Butler, who has served as Associate for Young Adults for the last year and a half, didn’t always have this gig. He once was a parishioner at Saint Michael in the mid-90s, while he worked as a financial headhunter in corporate America. Originally from Houston, Butler attended college at Baylor and later at Virginia Theological Seminary. He worked at the Episcopal School of Dallas as Senior Chaplain, then for a year in Florida at an Episcopal school before returning to Texas to work as interim rector at St. Anne’s in DeSoto.
His early formation comes courtesy of Young Life in high school and college. But it was during his time at Saint Michael and volunteering with youth that he got the call to do more. He was arguing with the rector about theology and when the two clearly disagreed, Butler asked whether he should continue volunteering. The rector told him absolutely and asked whether he had ever thought about being a priest. He entered the seminary a couple of years later.

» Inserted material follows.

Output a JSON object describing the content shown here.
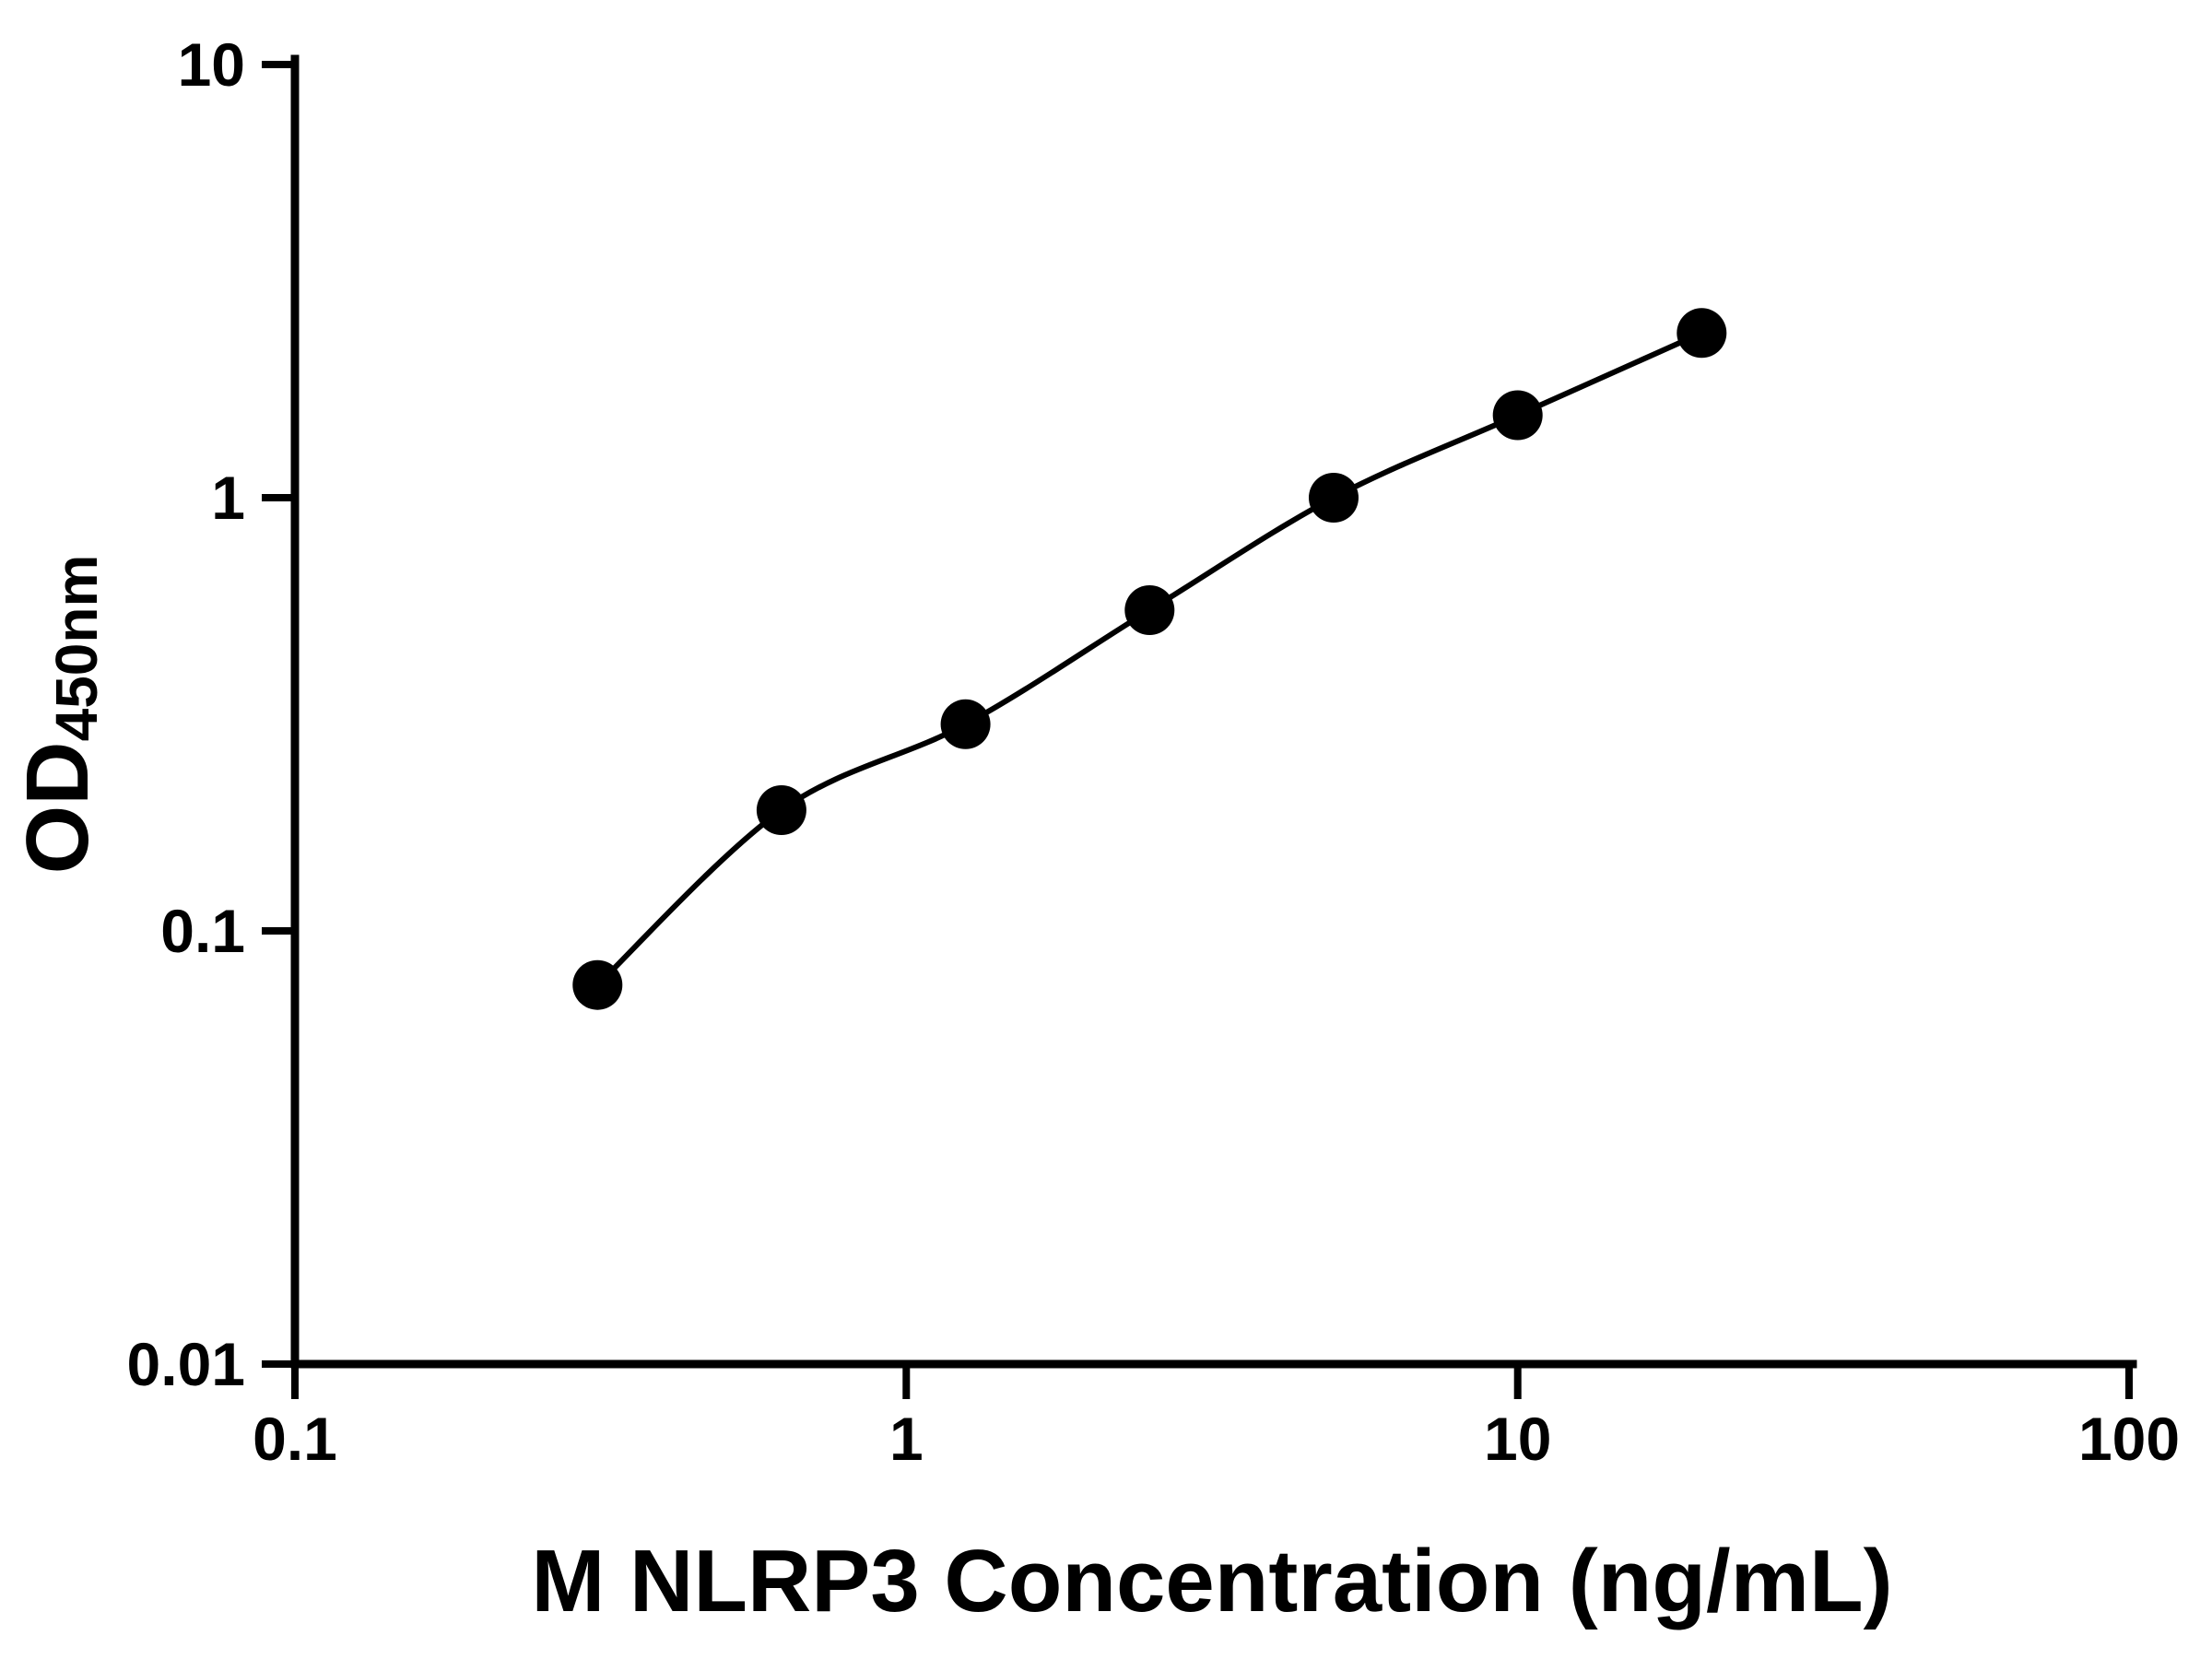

Butler is married to Elizabeth, and they have a 3-year-old daughter, Vera. The family also own and love their mixed-breed Pyrenees, Lacey. Butler is an avid musician and performs on occasion in a blue grass band and a Texas country band. He plays the guitar, dobro, banjo, and mandolin. He also loves the mountains, for hiking, relaxing on the beach, and cooking Texas BBQ in his smoker.
When asked to share a “blooper” about himself, Butler said that years ago during a noon-time Eucharist at Incarnation, he had never led a Rite I service by himself before. “There are some differences. I remember looking at it but I didn’t check everything. We got to post communion prayer and I couldn’t find it. I didn’t have a prayer book with me. So I guessed at the opening words figuring the Episcopalians would take it from there. It was the Prayer of Humble Access and I said, ‘I don’t presume to come to his table… .’ Everyone stared at me. I started sweating and dripping on the altar. I couldn’t find it. Finally a seminarian in the congregation gave it to me from his prayer book.”
Like the Rev. Bob Johnston, Butler is passionate about sharing the Gospel. In fact, the two teamed up together in the past at Church of the Incarnation where Butler helped Johnston start the Uptown Services, a contemporary worship that eventually doubled the size of the church. “We are buddies and we hang out outside of church and it’s fun. He’s a right-brain lawyer and I’m a left-brain musician, so it’s a blast. We complement each other pretty well.” The two are currently working on a similar effort at Saint Michael for the contemporary Celebration service. “It has steadily grown since the Fall,” he said. “Summer is down-time here, but we’ve seen a good response.”
Butler loves his life as a priest and looks forward to growing the Church and bringing more people to Christ, particularly with the energy of a new rector and the continuing momentum of the Celebration service.